For the exercise at hand, the chain rule is used to differentiate \(y = \frac{1}{2}\ln\left(\frac{1+x}{1-x}\right)\). Here, the logarithmic function is applied to a more complex expression, \(\frac{1+x}{1-x}\), our 'inner function'.
By applying the chain rule, we first find how the natural log function depends on its inner function and then how this inner function depends on \(x\). This understanding is crucial as it allows us to break down complex derivatives into more manageable steps.

Logarithmic differentiation is a method involving the natural logarithm to simplify differentiation of complicated functions.

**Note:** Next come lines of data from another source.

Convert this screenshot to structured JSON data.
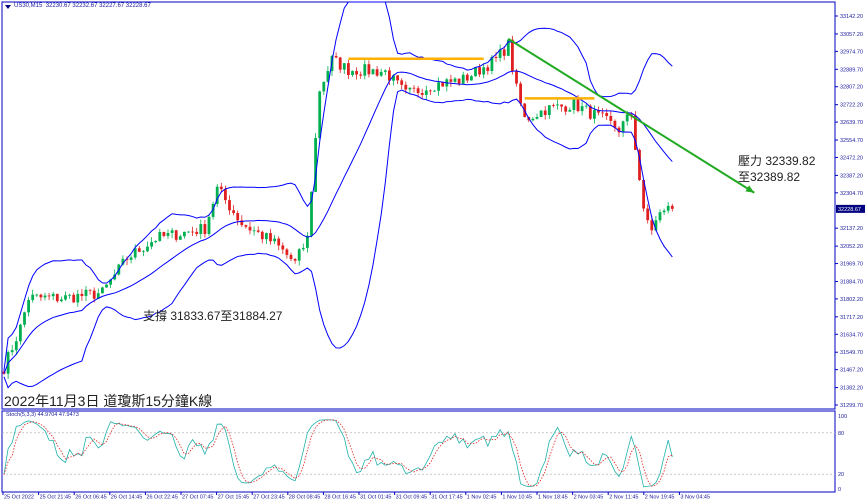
{
  "header": {
    "symbol": "US30,M15",
    "ohlc": "32230.67 32232.67 32227.67 32228.67"
  },
  "title": "2022年11月3日 道瓊斯15分鐘K線",
  "annotations": {
    "resistance_line1": "壓力 32339.82",
    "resistance_line2": "至32389.82",
    "support": "支撐 31833.67至31884.27"
  },
  "colors": {
    "axis": "#0000c0",
    "bull": "#00b050",
    "bear": "#e02020",
    "bands": "#0000ff",
    "trend_arrow": "#22aa22",
    "level_lines": "#ffb000",
    "price_tag": "#000080"
  },
  "chart_data": {
    "type": "candlestick",
    "symbol": "US30",
    "timeframe": "M15",
    "indicators": [
      "Bollinger Bands",
      "Stochastic(5,3,3)"
    ],
    "y_ticks": [
      "33142.20",
      "33057.20",
      "32974.70",
      "32889.70",
      "32807.20",
      "32722.20",
      "32639.70",
      "32554.70",
      "32472.20",
      "32387.20",
      "32304.70",
      "32137.20",
      "32052.20",
      "31969.70",
      "31884.70",
      "31802.20",
      "31717.20",
      "31634.70",
      "31549.70",
      "31467.20",
      "31382.20",
      "31299.70"
    ],
    "ylim": [
      31299.7,
      33142.2
    ],
    "current_price": "32228.67",
    "x_ticks": [
      "25 Oct 2022",
      "25 Oct 21:45",
      "26 Oct 06:45",
      "26 Oct 14:45",
      "26 Oct 22:45",
      "27 Oct 07:45",
      "27 Oct 15:45",
      "27 Oct 23:45",
      "28 Oct 08:45",
      "28 Oct 16:45",
      "31 Oct 01:45",
      "31 Oct 09:45",
      "31 Oct 17:45",
      "1 Nov 02:45",
      "1 Nov 10:45",
      "1 Nov 18:45",
      "2 Nov 03:45",
      "2 Nov 11:45",
      "2 Nov 19:45",
      "3 Nov 04:45"
    ],
    "close_path": [
      {
        "bar": 0,
        "price": 31478
      },
      {
        "bar": 4,
        "price": 31666
      },
      {
        "bar": 6,
        "price": 31807
      },
      {
        "bar": 15,
        "price": 31807
      },
      {
        "bar": 24,
        "price": 31831
      },
      {
        "bar": 30,
        "price": 31995
      },
      {
        "bar": 37,
        "price": 32089
      },
      {
        "bar": 49,
        "price": 32136
      },
      {
        "bar": 52,
        "price": 32324
      },
      {
        "bar": 58,
        "price": 32160
      },
      {
        "bar": 66,
        "price": 32066
      },
      {
        "bar": 71,
        "price": 31972
      },
      {
        "bar": 74,
        "price": 32089
      },
      {
        "bar": 77,
        "price": 32794
      },
      {
        "bar": 80,
        "price": 32935
      },
      {
        "bar": 84,
        "price": 32888
      },
      {
        "bar": 93,
        "price": 32879
      },
      {
        "bar": 98,
        "price": 32771
      },
      {
        "bar": 105,
        "price": 32818
      },
      {
        "bar": 112,
        "price": 32841
      },
      {
        "bar": 120,
        "price": 32935
      },
      {
        "bar": 123,
        "price": 33006
      },
      {
        "bar": 125,
        "price": 32794
      },
      {
        "bar": 127,
        "price": 32653
      },
      {
        "bar": 132,
        "price": 32700
      },
      {
        "bar": 139,
        "price": 32724
      },
      {
        "bar": 146,
        "price": 32653
      },
      {
        "bar": 150,
        "price": 32606
      },
      {
        "bar": 153,
        "price": 32677
      },
      {
        "bar": 155,
        "price": 32371
      },
      {
        "bar": 156,
        "price": 32207
      },
      {
        "bar": 158,
        "price": 32136
      },
      {
        "bar": 161,
        "price": 32230
      },
      {
        "bar": 163,
        "price": 32228.67
      }
    ],
    "levels": [
      {
        "price": 32940,
        "from_bar": 84,
        "to_bar": 117
      },
      {
        "price": 32752,
        "from_bar": 127,
        "to_bar": 144
      }
    ],
    "trendline": {
      "from": {
        "bar": 123,
        "price": 33034
      },
      "to": {
        "bar": 183,
        "price": 32305
      }
    },
    "stochastic": {
      "label": "Stoch(5,3,3) 44.9704 47.9473",
      "main": 44.9704,
      "signal": 47.9473,
      "levels": [
        100,
        80,
        20,
        0
      ],
      "level_labels": [
        "100",
        "80",
        "20",
        "0"
      ]
    }
  }
}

When faced with a function like \(y = \ln u\), where \(u\) itself is a function of another variable \(x\), the derivative \(\frac{d}{dx}(\ln u)\) depends on applying the chain rule after initially rewriting as \(\frac{1}{u} \cdot \frac{du}{dx}\).

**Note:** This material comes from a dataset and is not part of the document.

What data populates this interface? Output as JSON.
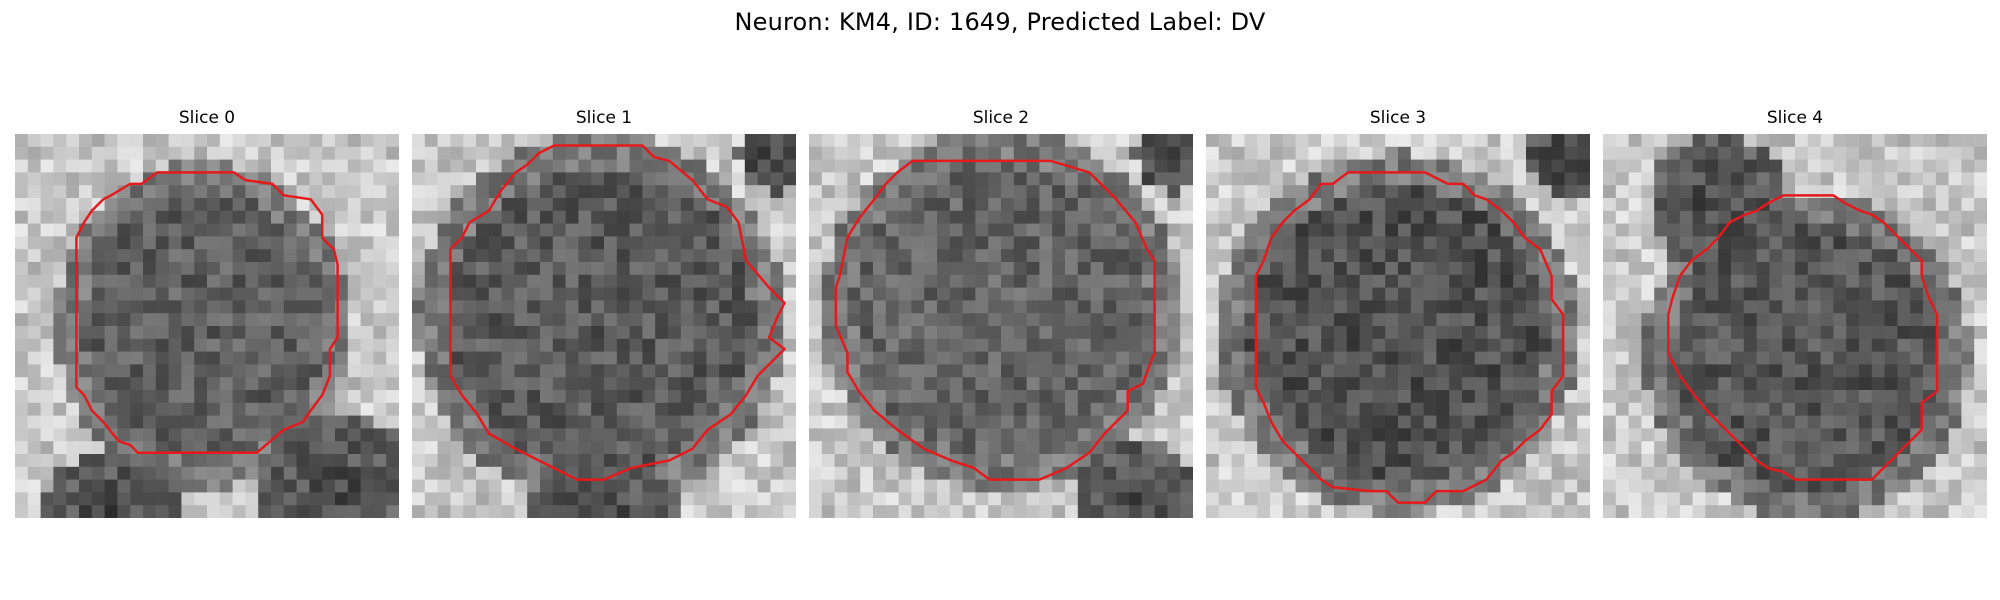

• The natural logarithm simplifies multiplication into addition, division into subtraction, and exponentiation into multiplication, making derivatives less cumbersome.

In our example, the differentiation of \(\ln\left(\frac{1+x}{1-x}\right)\) showcases how logarithmic differentiation makes dealing with the division in the argument of the logarithm more straightforward.
First, compute \(\frac{du}{dx}\) and then simplify as demonstrated: \(\frac{d}{dx}\left(\ln\left(\frac{1+x}{1-x}\right)\right) = \frac{1}{\frac{1+x}{1-x}} \cdot \frac{du}{dx}\). This step sets up the simplified function for final evaluation by plugging in \(\frac{du}{dx}\).

The quotient rule is crucial when differentiating functions expressed as one function divided by another. For a function \(u = \frac{f(x)}{g(x)}\), the derivative \(u'\) is computed using:

• \(\frac{d}{dx}\left(\frac{f}{g}\right) = \frac{f'g - fg'}{g^2}\)

In the original exercise, \(u\) is represented by \(\frac{1+x}{1-x}\). We apply the quotient rule to find \(\frac{du}{dx}\), where:

• \(f(x) = 1+x\) with derivative \(f'(x) = 1\)
• \(g(x) = 1-x\) with derivative \(g'(x) = -1\)

Substituting into the quotient rule formula, we get:

• \(\frac{du}{dx} = \frac{(1)(1-x) - (1+x)(-1)}{(1-x)^2}\)

Simplifying this gives \(\frac{du}{dx} = \frac{2}{(1-x)^2}\), an important step that feeds into the differentiation process for our composite function. This process illustrates the powerful utility of the quotient rule in calculus, efficiently handling division in derivatives.